Indrowtee Gopeesingh nous explique que depuis quelque temps, il y a des retards sur le paiement aux cueilleurs de thé. «Zot pay nou par kinzenn (quinzaine). Mé pou Oktob so la pay pa ti ankor ganyé ziska 20 Novam. Létan sa mo éna mo bann dépans, manzé tousala. Si pa ti ena mo bann zanfan ti pou bien difisil», soutient-elle. Un autre cueilleur de thé qui souhaite rester anonyme indique toutefois qu’il est hors de question pour eux de demander des explications ou s’exiger leurs dûs. «Premyé zafer zot dir lerla sé ‘kité alé, pou pran Bangladess pou met travay la’. Deza dan sertin karo ena bann Bangladess pé travay.» Mais pas question pour Indrowtee de quitter ce seul métier qu’elle a connu. «Tousa létan la samem travay nounn fer.

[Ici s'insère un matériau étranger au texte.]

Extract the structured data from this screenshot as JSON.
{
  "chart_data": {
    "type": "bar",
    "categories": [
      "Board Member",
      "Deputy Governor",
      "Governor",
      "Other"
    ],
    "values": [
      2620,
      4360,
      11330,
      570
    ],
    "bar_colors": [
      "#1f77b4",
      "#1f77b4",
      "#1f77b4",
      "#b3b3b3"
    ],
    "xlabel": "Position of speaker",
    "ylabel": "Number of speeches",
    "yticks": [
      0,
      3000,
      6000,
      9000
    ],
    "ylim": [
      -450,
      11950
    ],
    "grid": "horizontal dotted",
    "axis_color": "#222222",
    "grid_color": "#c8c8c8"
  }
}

Aster kan inn fini vinn vié ki lot travay mo pou al fer ?»

De toute manière, indique Indrowtee Gopeesingh, lorsque les cueilleurs de thé actuels quitteront les champs, il n’y aura pas de relève. «Preske tou bann dimounn ki travay dan karo zordi la zot éna lao 60 an. Bann zeness pa rodé mem vinn travay dan karo. Zot éna rézon ousi. Dan lété ou travay bien mé dan liver bien tigit kass gagné, parfwa Rs 600 par mwa. Kouma viv ek sa ? Nou bizin pay lokasyon karo, lorla bizin netwayé, met fertilizan. Nanyé pa resté lerla.»

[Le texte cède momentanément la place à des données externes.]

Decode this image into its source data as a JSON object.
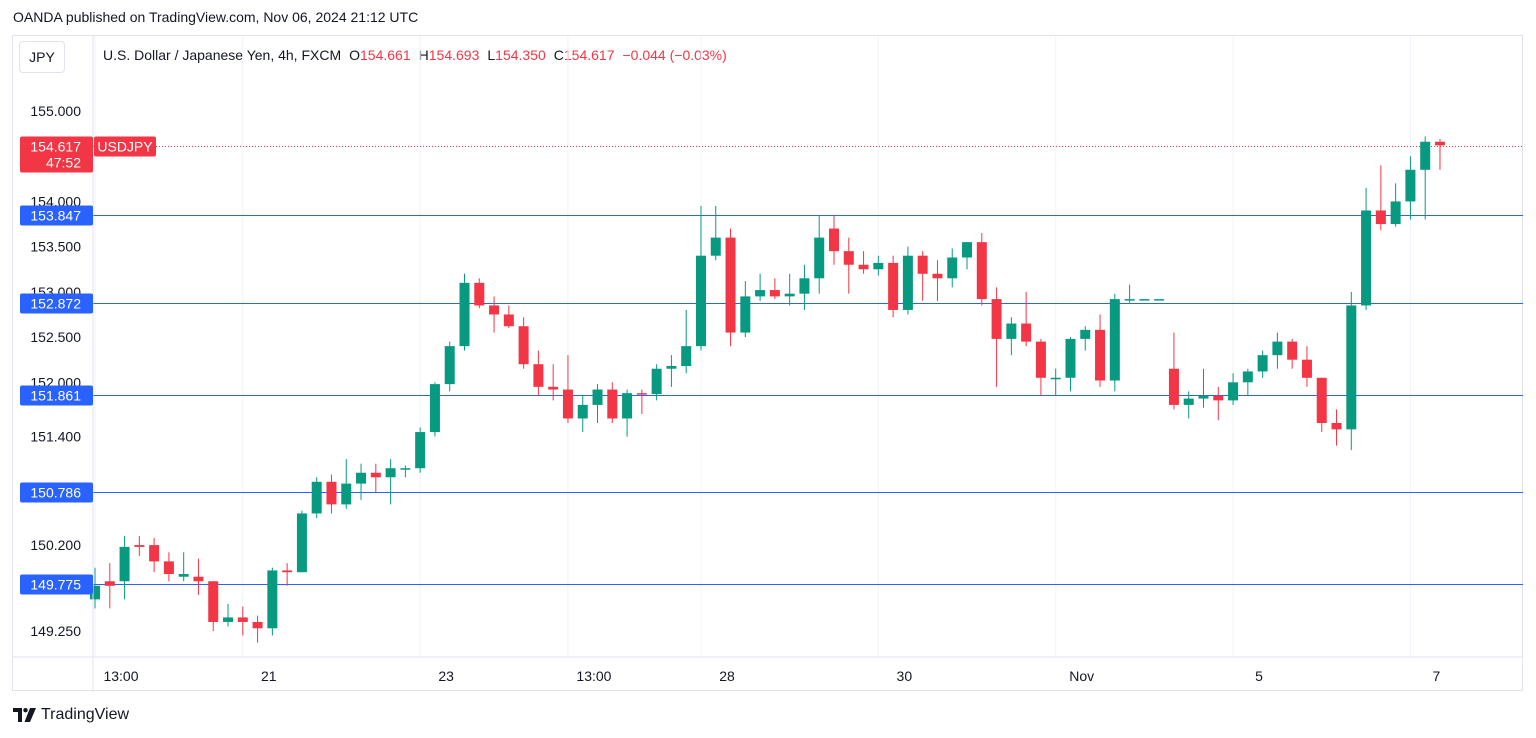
{
  "header": {
    "publish_line": "OANDA published on TradingView.com, Nov 06, 2024 21:12 UTC"
  },
  "symbol_box": {
    "label": "JPY"
  },
  "legend": {
    "instrument": "U.S. Dollar / Japanese Yen, 4h, FXCM",
    "o_label": "O",
    "o_value": "154.661",
    "h_label": "H",
    "h_value": "154.693",
    "l_label": "L",
    "l_value": "154.350",
    "c_label": "C",
    "c_value": "154.617",
    "change": "−0.044 (−0.03%)"
  },
  "footer": {
    "brand": "TradingView",
    "logo_icon": "tradingview-logo-icon"
  },
  "colors": {
    "up": "#089981",
    "down": "#f23645",
    "level_line": "#2962ff",
    "level_label_bg": "#2962ff",
    "price_label_bg": "#f23645",
    "grid": "#f0f3fa"
  },
  "chart_data": {
    "type": "candlestick",
    "symbol": "USDJPY",
    "interval": "4h",
    "ylim": [
      149.0,
      155.5
    ],
    "y_ticks": [
      "149.250",
      "149.775",
      "150.200",
      "151.400",
      "152.000",
      "152.500",
      "153.000",
      "153.500",
      "154.000",
      "155.000"
    ],
    "x_ticks": [
      {
        "label": "13:00",
        "bar": 0
      },
      {
        "label": "21",
        "bar": 10
      },
      {
        "label": "23",
        "bar": 22
      },
      {
        "label": "13:00",
        "bar": 32
      },
      {
        "label": "28",
        "bar": 41
      },
      {
        "label": "30",
        "bar": 53
      },
      {
        "label": "Nov",
        "bar": 65
      },
      {
        "label": "5",
        "bar": 77
      },
      {
        "label": "7",
        "bar": 89
      }
    ],
    "current_price": {
      "label": "154.617",
      "countdown": "47:52",
      "tag": "USDJPY",
      "value": 154.617
    },
    "horizontal_levels": [
      {
        "label": "153.847",
        "value": 153.847
      },
      {
        "label": "152.872",
        "value": 152.872
      },
      {
        "label": "151.861",
        "value": 151.861
      },
      {
        "label": "150.786",
        "value": 150.786
      },
      {
        "label": "149.775",
        "value": 149.775
      }
    ],
    "candles": [
      [
        149.6,
        149.95,
        149.5,
        149.75
      ],
      [
        149.8,
        150.0,
        149.5,
        149.75
      ],
      [
        149.8,
        150.3,
        149.6,
        150.18
      ],
      [
        150.2,
        150.3,
        150.08,
        150.18
      ],
      [
        150.2,
        150.28,
        149.9,
        150.02
      ],
      [
        150.02,
        150.12,
        149.8,
        149.88
      ],
      [
        149.85,
        150.12,
        149.8,
        149.88
      ],
      [
        149.85,
        150.05,
        149.65,
        149.8
      ],
      [
        149.8,
        149.8,
        149.25,
        149.35
      ],
      [
        149.35,
        149.55,
        149.3,
        149.4
      ],
      [
        149.4,
        149.52,
        149.2,
        149.35
      ],
      [
        149.35,
        149.42,
        149.12,
        149.28
      ],
      [
        149.28,
        149.95,
        149.2,
        149.92
      ],
      [
        149.92,
        150.0,
        149.75,
        149.9
      ],
      [
        149.9,
        150.58,
        149.9,
        150.55
      ],
      [
        150.55,
        150.95,
        150.5,
        150.9
      ],
      [
        150.9,
        150.98,
        150.55,
        150.65
      ],
      [
        150.65,
        151.15,
        150.6,
        150.88
      ],
      [
        150.88,
        151.1,
        150.7,
        151.0
      ],
      [
        151.0,
        151.1,
        150.78,
        150.95
      ],
      [
        150.95,
        151.15,
        150.65,
        151.05
      ],
      [
        151.05,
        151.08,
        150.95,
        151.05
      ],
      [
        151.05,
        151.5,
        151.0,
        151.45
      ],
      [
        151.45,
        152.0,
        151.4,
        151.98
      ],
      [
        151.98,
        152.45,
        151.9,
        152.4
      ],
      [
        152.4,
        153.2,
        152.35,
        153.1
      ],
      [
        153.1,
        153.15,
        152.82,
        152.85
      ],
      [
        152.85,
        152.95,
        152.55,
        152.75
      ],
      [
        152.75,
        152.85,
        152.6,
        152.62
      ],
      [
        152.62,
        152.72,
        152.15,
        152.2
      ],
      [
        152.2,
        152.35,
        151.85,
        151.95
      ],
      [
        151.95,
        152.2,
        151.8,
        151.92
      ],
      [
        151.92,
        152.3,
        151.55,
        151.6
      ],
      [
        151.6,
        151.85,
        151.45,
        151.75
      ],
      [
        151.75,
        151.98,
        151.55,
        151.92
      ],
      [
        151.92,
        152.0,
        151.55,
        151.6
      ],
      [
        151.6,
        151.92,
        151.4,
        151.88
      ],
      [
        151.88,
        151.92,
        151.65,
        151.87
      ],
      [
        151.87,
        152.2,
        151.8,
        152.15
      ],
      [
        152.15,
        152.3,
        151.95,
        152.18
      ],
      [
        152.18,
        152.8,
        152.1,
        152.4
      ],
      [
        152.4,
        153.95,
        152.35,
        153.4
      ],
      [
        153.4,
        153.95,
        153.35,
        153.6
      ],
      [
        153.6,
        153.7,
        152.4,
        152.55
      ],
      [
        152.55,
        153.12,
        152.5,
        152.95
      ],
      [
        152.95,
        153.2,
        152.9,
        153.02
      ],
      [
        153.02,
        153.15,
        152.92,
        152.95
      ],
      [
        152.95,
        153.2,
        152.85,
        152.98
      ],
      [
        152.98,
        153.3,
        152.8,
        153.15
      ],
      [
        153.15,
        153.85,
        152.98,
        153.6
      ],
      [
        153.7,
        153.85,
        153.3,
        153.45
      ],
      [
        153.45,
        153.6,
        152.98,
        153.3
      ],
      [
        153.3,
        153.45,
        153.2,
        153.25
      ],
      [
        153.25,
        153.4,
        153.18,
        153.32
      ],
      [
        153.32,
        153.4,
        152.72,
        152.8
      ],
      [
        152.8,
        153.5,
        152.75,
        153.4
      ],
      [
        153.4,
        153.45,
        152.9,
        153.2
      ],
      [
        153.2,
        153.35,
        152.9,
        153.15
      ],
      [
        153.15,
        153.48,
        153.05,
        153.38
      ],
      [
        153.38,
        153.55,
        153.25,
        153.55
      ],
      [
        153.55,
        153.65,
        152.85,
        152.92
      ],
      [
        152.92,
        153.05,
        151.95,
        152.48
      ],
      [
        152.48,
        152.72,
        152.3,
        152.65
      ],
      [
        152.65,
        153.0,
        152.4,
        152.45
      ],
      [
        152.45,
        152.48,
        151.85,
        152.05
      ],
      [
        152.05,
        152.15,
        151.85,
        152.05
      ],
      [
        152.05,
        152.5,
        151.9,
        152.48
      ],
      [
        152.48,
        152.62,
        152.35,
        152.58
      ],
      [
        152.58,
        152.75,
        151.95,
        152.02
      ],
      [
        152.02,
        152.98,
        151.9,
        152.92
      ],
      [
        152.92,
        153.08,
        152.88,
        152.92
      ],
      [
        152.92,
        152.92,
        152.92,
        152.92
      ],
      [
        152.92,
        152.92,
        152.92,
        152.92
      ],
      [
        152.15,
        152.55,
        151.7,
        151.75
      ],
      [
        151.75,
        151.9,
        151.6,
        151.82
      ],
      [
        151.82,
        152.15,
        151.72,
        151.85
      ],
      [
        151.85,
        151.95,
        151.58,
        151.8
      ],
      [
        151.8,
        152.1,
        151.75,
        152.0
      ],
      [
        152.0,
        152.15,
        151.85,
        152.12
      ],
      [
        152.12,
        152.35,
        152.05,
        152.3
      ],
      [
        152.3,
        152.55,
        152.15,
        152.45
      ],
      [
        152.45,
        152.48,
        152.15,
        152.25
      ],
      [
        152.25,
        152.4,
        151.95,
        152.05
      ],
      [
        152.05,
        152.05,
        151.45,
        151.55
      ],
      [
        151.55,
        151.7,
        151.3,
        151.48
      ],
      [
        151.48,
        153.0,
        151.25,
        152.85
      ],
      [
        152.85,
        154.15,
        152.8,
        153.9
      ],
      [
        153.9,
        154.4,
        153.68,
        153.75
      ],
      [
        153.75,
        154.2,
        153.72,
        154.0
      ],
      [
        154.0,
        154.5,
        153.8,
        154.35
      ],
      [
        154.35,
        154.72,
        153.8,
        154.66
      ],
      [
        154.66,
        154.69,
        154.35,
        154.62
      ]
    ]
  }
}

 Indrowtee explique que comme elle, de nombreux cueilleurs de thé paient une location au groupe St-Aubin pour un lopin de terre sur lequel ils cueillent le thé. «Nou pay Rs 600 arpents later. Zot fini plant dité lor la. Lerla nou nou netway li, met so fertilisan ek kas dité-la.»

 En somme, le groupe St Aubin est propriétaire de terrains sur lesquelles est cultivé le thé. Des cueilleurs peuvent alors louer ces terres par arpent. Ils doivent maintenir la plantation, nettoyer, mettre du fertilisant et ensuite cueillir le thé pour Rs 10 le kilo pour le compte de Bois-Chéri. Indrowtee est d’avis que c’est un système qui exploite les cueilleurs de thé. «Mé ki pou fer ? Samem nou travay. Dépi komié banané li koumsa.»


 

Éric Guimbeau : «le thé, c’est un secteur très compliqué»

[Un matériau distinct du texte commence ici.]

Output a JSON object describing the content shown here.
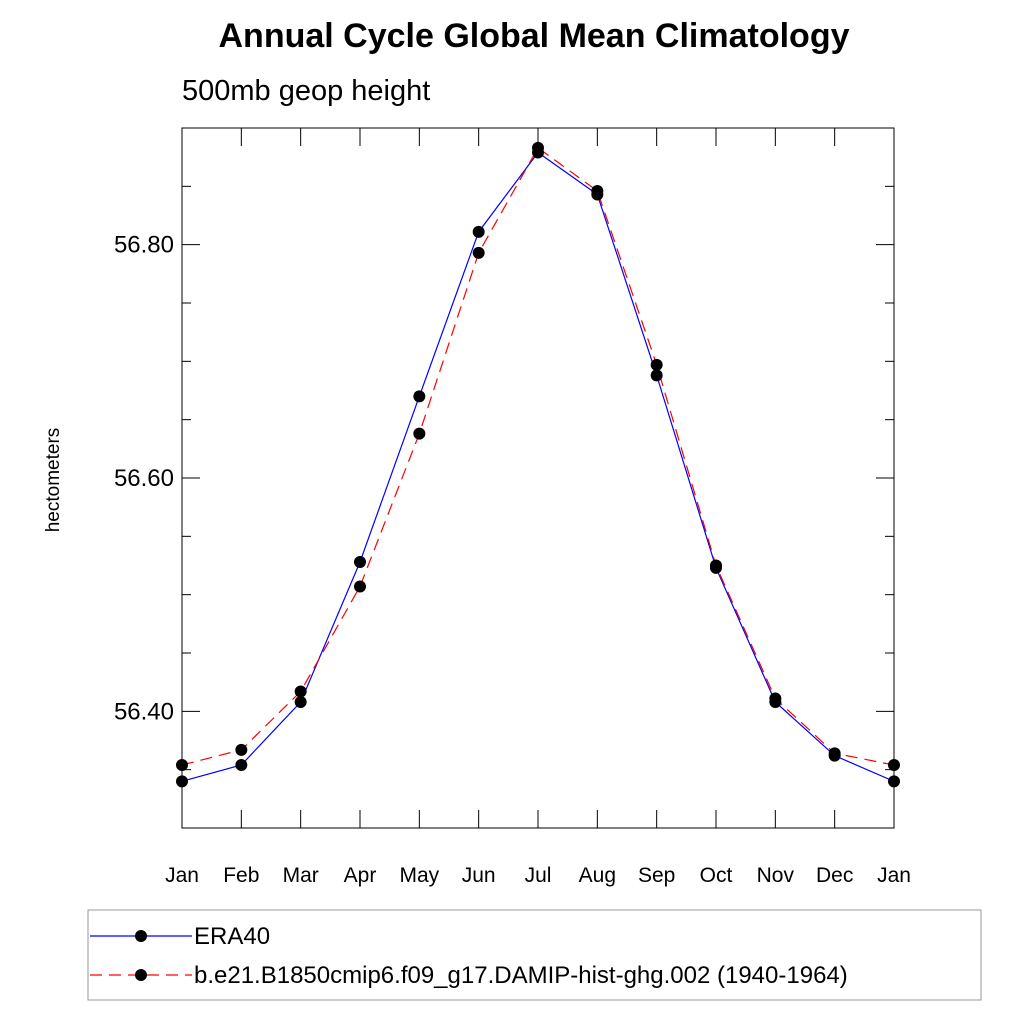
{
  "chart_data": {
    "type": "line",
    "title": "Annual Cycle Global Mean Climatology",
    "subtitle": "500mb geop height",
    "xlabel": "",
    "ylabel": "hectometers",
    "categories": [
      "Jan",
      "Feb",
      "Mar",
      "Apr",
      "May",
      "Jun",
      "Jul",
      "Aug",
      "Sep",
      "Oct",
      "Nov",
      "Dec",
      "Jan"
    ],
    "ylim": [
      56.3,
      56.9
    ],
    "yticks": [
      56.4,
      56.6,
      56.8
    ],
    "ytick_labels": [
      "56.40",
      "56.60",
      "56.80"
    ],
    "yminor_step": 0.05,
    "grid": false,
    "legend_position": "bottom",
    "series": [
      {
        "name": "ERA40",
        "color": "#0000ff",
        "dash": "solid",
        "values": [
          56.34,
          56.354,
          56.408,
          56.528,
          56.67,
          56.811,
          56.879,
          56.843,
          56.688,
          56.523,
          56.408,
          56.362,
          56.34
        ]
      },
      {
        "name": "b.e21.B1850cmip6.f09_g17.DAMIP-hist-ghg.002 (1940-1964)",
        "color": "#ff0000",
        "dash": "dashed",
        "values": [
          56.354,
          56.367,
          56.417,
          56.507,
          56.638,
          56.793,
          56.883,
          56.846,
          56.697,
          56.525,
          56.411,
          56.364,
          56.354
        ]
      }
    ]
  }
}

Le Chief Executive Officer (CEO) du groupe St-Aubin, Éric Guimbeau, concède qu’il se peut qu’il y ait des retards au niveau du paiement. «Nous sommes dans un secteur très difficile. Il y a plusieurs facteurs à prendre en considération, entre autres le climat, le mauvais temps. Mais nous rattrapons tout retard. Tous les paiements sont à jour», soutient-il. Qu’en est-il de la main-d’œuvre étrangère dans les champs ? Éric Guimbeau explique qu’il n’a guère le choix car les Mauriciens ne veulent plus travailler dans les champs de thé. «J’ai moi-même personnellement fait le tour des villages pour essayer de recruter des cueilleurs de thé. Mais il n’y a pas de relève. C’est triste car on aurait voulu que ce soit des Mauriciens qui puissent bénéficier de ces emplois.» Ils sont 35 Bangladais à travailler pour le compte de St-Aubin, indique son CEO. Quant aux menaces que certains cueilleurs auraient reçues, Éric Guimbeau est catégorique dessus : «Ce n’est certainement pas la direction qui tient un tel langage. J’invite les cueilleurs à venir me voir, vinn dir mwa kisanla kinn dir zot sa.» Selon le patron de St-Aubin, tous ceux qui travaillent avec le groupe font partie d’une seule famille. «Plusieurs familles survivent grâce aux emplois qu’a créés le groupe, grâce aux champs de thé. Ils ont pu envoyer leurs enfants étudier pour devenir médecins, avocats. On est là depuis très longtemps, on a toujours collaboré pour aller de l’avant.» Pour venir aux champs que certains cueilleurs louent, Éric Guimbeau explique que c’est la pratique courante dans le secteur du thé. «Ce n’est certainement pas une forme d’exploitation. Nous payons beaucoup plus au gouvernement pour pouvoir exploiter ces terres et nous les louons à un prix bien moindre aux individus. Mais en même temps, ces gens-là ont la garantie que le groupe va acheter le thé. Nous les aidons d’une certaine façon. Et puis, tout cela est bien réglementé par la loi. Tous les prix, les conditions et autres sont strictement réglementés.»